My heart was thumping. I needed to establish the age of these shreds. It was central to the whole case. I also needed to choose my words very, very carefully, or I’d have a gibbering wreck
of a comic collector on my hands. ‘I mean, can you tell me anything about the paper? I only ask because you know a lot about whether some types of paper are old or new.’
Ed examined the shreds up close, turning to hold them up to the light coming through the shed’s perspex window. ‘Well, this could be standard comic book stock,’ he said at
last. ‘You see the way the coloured ink there is printed in tiny dots? That was certainly what you’d see on older comics.’
I glanced over at Charlie. He’d gone as pale as a ghost in a snowstorm.
‘So . . . the paper . . . itself . . .’ I said.
‘Oh, that’s not old,’ he said confidently.
I snapped to attention. ‘It’s not? That’s
not
from a very old comic book?’
‘No way,’ said Ed. ‘What on earth makes you think it is? No, if you put old pulp paper through a modern shredder, you end up with a load of little bits, not neat shreds like
this. I told you, that old paper is really delicate.’
Aha Number Two!
And it wasn’t the ‘aha’ I’d been expecting. The age of that paper was indeed central to the whole case, but in a way I hadn’t quite foreseen.

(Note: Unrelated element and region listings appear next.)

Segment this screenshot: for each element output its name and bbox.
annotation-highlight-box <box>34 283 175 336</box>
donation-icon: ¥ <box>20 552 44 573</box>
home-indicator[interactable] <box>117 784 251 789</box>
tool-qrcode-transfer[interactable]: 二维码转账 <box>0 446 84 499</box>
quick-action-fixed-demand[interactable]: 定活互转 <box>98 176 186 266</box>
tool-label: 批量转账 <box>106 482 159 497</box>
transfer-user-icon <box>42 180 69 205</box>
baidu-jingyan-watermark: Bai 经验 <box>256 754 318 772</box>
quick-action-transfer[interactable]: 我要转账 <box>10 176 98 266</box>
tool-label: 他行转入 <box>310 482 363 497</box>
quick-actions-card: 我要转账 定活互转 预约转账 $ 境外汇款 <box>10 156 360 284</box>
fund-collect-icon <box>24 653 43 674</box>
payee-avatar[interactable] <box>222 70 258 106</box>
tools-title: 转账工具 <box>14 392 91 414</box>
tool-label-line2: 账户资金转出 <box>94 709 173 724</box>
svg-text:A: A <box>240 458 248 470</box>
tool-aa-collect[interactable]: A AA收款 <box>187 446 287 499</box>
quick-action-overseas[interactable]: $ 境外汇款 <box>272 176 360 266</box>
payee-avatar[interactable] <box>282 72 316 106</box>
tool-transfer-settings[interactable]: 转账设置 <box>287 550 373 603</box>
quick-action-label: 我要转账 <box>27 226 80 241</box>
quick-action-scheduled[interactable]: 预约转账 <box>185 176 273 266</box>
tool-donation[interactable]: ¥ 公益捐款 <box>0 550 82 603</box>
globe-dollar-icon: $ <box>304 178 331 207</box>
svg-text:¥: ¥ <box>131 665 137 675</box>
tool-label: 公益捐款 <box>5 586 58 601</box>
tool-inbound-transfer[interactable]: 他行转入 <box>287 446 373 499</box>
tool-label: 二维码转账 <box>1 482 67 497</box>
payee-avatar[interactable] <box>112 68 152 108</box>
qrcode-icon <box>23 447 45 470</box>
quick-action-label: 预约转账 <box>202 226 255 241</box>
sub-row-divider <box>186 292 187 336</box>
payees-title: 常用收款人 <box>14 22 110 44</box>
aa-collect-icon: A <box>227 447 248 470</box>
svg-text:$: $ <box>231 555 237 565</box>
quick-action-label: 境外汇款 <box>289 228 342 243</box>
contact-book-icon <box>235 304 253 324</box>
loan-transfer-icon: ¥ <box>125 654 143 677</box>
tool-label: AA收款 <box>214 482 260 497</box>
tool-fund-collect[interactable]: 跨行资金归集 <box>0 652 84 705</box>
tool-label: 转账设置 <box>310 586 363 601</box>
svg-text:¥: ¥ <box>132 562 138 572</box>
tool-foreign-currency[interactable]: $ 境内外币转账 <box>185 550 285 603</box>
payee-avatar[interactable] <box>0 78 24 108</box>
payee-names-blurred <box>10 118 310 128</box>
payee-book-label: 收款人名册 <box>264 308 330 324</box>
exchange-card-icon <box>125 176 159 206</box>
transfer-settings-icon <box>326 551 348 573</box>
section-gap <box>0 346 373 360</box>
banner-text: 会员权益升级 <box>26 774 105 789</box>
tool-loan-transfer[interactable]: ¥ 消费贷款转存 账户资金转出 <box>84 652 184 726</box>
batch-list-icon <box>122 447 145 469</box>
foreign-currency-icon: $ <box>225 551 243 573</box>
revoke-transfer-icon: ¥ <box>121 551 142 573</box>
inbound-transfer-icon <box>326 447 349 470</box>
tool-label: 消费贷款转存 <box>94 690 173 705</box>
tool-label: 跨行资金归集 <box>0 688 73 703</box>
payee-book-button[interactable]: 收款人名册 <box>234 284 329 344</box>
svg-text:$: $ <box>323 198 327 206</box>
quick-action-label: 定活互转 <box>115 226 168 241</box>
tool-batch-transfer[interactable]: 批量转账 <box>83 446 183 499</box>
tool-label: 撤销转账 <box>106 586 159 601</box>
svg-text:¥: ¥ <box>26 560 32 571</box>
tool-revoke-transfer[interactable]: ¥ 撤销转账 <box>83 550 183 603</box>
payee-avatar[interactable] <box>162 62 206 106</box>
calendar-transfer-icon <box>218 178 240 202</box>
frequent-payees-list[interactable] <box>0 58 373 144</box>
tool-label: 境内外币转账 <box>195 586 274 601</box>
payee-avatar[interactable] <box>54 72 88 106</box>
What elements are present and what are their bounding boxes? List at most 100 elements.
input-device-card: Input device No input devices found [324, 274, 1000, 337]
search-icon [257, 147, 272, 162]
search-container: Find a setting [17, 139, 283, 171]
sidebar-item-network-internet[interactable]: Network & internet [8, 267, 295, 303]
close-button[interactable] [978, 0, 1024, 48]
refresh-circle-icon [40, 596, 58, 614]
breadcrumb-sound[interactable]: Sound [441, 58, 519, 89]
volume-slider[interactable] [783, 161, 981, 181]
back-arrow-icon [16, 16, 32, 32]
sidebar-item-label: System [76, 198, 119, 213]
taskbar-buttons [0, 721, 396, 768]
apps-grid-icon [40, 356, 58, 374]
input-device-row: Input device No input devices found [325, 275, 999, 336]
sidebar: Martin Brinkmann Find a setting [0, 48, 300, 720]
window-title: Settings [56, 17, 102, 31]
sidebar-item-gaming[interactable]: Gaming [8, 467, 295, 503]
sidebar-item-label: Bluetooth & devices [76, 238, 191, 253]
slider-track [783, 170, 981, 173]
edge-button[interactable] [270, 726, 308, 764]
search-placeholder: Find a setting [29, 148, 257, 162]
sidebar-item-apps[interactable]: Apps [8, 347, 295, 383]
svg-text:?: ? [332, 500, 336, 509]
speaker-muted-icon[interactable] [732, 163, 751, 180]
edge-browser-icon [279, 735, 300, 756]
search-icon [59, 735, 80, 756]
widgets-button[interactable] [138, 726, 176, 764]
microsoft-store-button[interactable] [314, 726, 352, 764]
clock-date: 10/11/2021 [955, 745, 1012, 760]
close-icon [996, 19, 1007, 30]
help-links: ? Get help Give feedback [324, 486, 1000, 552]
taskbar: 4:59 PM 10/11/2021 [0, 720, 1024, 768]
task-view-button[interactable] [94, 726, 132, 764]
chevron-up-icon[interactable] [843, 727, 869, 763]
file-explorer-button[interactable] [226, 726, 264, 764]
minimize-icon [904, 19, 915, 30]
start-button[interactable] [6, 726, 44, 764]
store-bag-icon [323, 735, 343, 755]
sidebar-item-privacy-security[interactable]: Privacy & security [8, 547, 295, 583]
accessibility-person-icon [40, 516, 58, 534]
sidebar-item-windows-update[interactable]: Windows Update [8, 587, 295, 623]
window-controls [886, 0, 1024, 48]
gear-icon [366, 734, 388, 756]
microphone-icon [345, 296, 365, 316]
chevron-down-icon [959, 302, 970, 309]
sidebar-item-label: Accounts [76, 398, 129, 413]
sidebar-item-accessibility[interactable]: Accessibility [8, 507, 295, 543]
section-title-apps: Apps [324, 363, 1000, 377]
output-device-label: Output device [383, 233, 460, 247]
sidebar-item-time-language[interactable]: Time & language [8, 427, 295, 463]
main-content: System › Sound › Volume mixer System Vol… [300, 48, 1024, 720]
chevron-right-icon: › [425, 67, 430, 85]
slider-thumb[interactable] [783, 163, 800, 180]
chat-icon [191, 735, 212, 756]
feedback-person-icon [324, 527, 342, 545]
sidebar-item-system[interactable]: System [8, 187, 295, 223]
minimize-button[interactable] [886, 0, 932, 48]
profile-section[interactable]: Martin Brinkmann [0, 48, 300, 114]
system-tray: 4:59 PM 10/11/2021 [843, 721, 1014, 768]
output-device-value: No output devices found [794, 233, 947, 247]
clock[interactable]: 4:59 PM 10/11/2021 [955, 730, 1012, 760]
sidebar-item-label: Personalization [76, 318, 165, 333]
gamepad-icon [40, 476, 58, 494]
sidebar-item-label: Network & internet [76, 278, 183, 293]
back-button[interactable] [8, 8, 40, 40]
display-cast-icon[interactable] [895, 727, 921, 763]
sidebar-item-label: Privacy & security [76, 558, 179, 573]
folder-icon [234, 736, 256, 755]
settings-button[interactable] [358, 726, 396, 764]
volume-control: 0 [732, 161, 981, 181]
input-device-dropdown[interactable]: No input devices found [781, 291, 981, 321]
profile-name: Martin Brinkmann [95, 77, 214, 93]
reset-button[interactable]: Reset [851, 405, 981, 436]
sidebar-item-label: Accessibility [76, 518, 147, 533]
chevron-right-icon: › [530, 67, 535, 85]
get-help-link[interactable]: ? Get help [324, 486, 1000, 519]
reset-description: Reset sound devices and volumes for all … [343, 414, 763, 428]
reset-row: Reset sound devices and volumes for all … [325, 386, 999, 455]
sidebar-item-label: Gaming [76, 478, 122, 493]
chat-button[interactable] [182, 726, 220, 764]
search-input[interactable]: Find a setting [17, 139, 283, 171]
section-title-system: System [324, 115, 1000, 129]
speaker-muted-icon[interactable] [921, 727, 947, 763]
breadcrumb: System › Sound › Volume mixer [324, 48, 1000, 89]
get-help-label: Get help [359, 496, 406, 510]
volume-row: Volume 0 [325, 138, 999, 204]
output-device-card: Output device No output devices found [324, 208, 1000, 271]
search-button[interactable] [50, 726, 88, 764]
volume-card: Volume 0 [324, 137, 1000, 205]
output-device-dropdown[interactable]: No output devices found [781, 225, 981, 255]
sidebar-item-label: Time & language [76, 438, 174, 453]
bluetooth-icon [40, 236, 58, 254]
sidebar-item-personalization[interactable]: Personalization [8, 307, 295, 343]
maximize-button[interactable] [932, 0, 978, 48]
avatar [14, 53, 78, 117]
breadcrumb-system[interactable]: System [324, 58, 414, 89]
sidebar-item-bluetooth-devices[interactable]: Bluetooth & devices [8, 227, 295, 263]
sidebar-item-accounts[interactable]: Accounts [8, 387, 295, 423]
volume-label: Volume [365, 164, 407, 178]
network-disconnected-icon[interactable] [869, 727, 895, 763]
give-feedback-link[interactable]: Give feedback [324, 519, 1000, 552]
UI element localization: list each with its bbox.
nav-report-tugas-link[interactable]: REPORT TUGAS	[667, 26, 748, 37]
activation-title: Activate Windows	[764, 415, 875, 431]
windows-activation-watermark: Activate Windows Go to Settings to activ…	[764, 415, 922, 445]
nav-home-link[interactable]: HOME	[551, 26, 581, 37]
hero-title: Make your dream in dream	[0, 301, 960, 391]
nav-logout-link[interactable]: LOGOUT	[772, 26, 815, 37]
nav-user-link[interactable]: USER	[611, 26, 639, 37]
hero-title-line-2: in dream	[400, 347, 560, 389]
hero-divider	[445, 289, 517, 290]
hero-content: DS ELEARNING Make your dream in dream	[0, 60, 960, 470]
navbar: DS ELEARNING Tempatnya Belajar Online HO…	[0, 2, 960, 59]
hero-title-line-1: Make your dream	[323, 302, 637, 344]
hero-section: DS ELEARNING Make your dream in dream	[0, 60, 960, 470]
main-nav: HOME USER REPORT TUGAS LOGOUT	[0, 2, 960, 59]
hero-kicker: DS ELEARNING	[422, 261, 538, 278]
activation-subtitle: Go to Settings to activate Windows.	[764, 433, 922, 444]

Suddenly, the theories
I’d been working on in my head needed to be reversed.
‘That’s it!’ I declared. ‘I’ve solved the case!’
‘Really?’ cried Ed, grinning. ‘So where’s my comic book?’
Charlie had turned almost see-through, he was so pale. If he hadn’t been leaning on the lawnmower in the corner of the shed, I think he’d have fallen over.
‘I’ll explain everything when we get to Rippa’s shop,’ I said.
‘It’s closed today,’ said Ed.
‘Why?’
‘He’s going to America,’ said Ed.
‘Why?’
‘The International Comics Convention in Los Angeles,’ said Ed. ‘It starts tomorrow.’
Now it was my turn to go pale. I leaned against my Thinking Chair to stop myself falling over.
‘Of course,’ I gasped. ‘
That’s
what he’s been saving up for.’
‘Sure, it’s an expensive trip,’ shrugged Ed. ‘Are you telling me
he’s
got my comic?’
I nodded. Charlie stared at me, open-mouthed with relief.
‘Right!’ declared Ed. ‘When he gets back, I’ll —’
‘No, you don’t understand!’ I cried. ‘We have to stop him going, or you’ll never see that comic again!’
‘Impossible,’ wailed Ed. ‘If the flight hasn’t already gone, it’ll be going soon.’
‘What about your car?’ I said. ‘It’s only twenty miles to the airport from here.’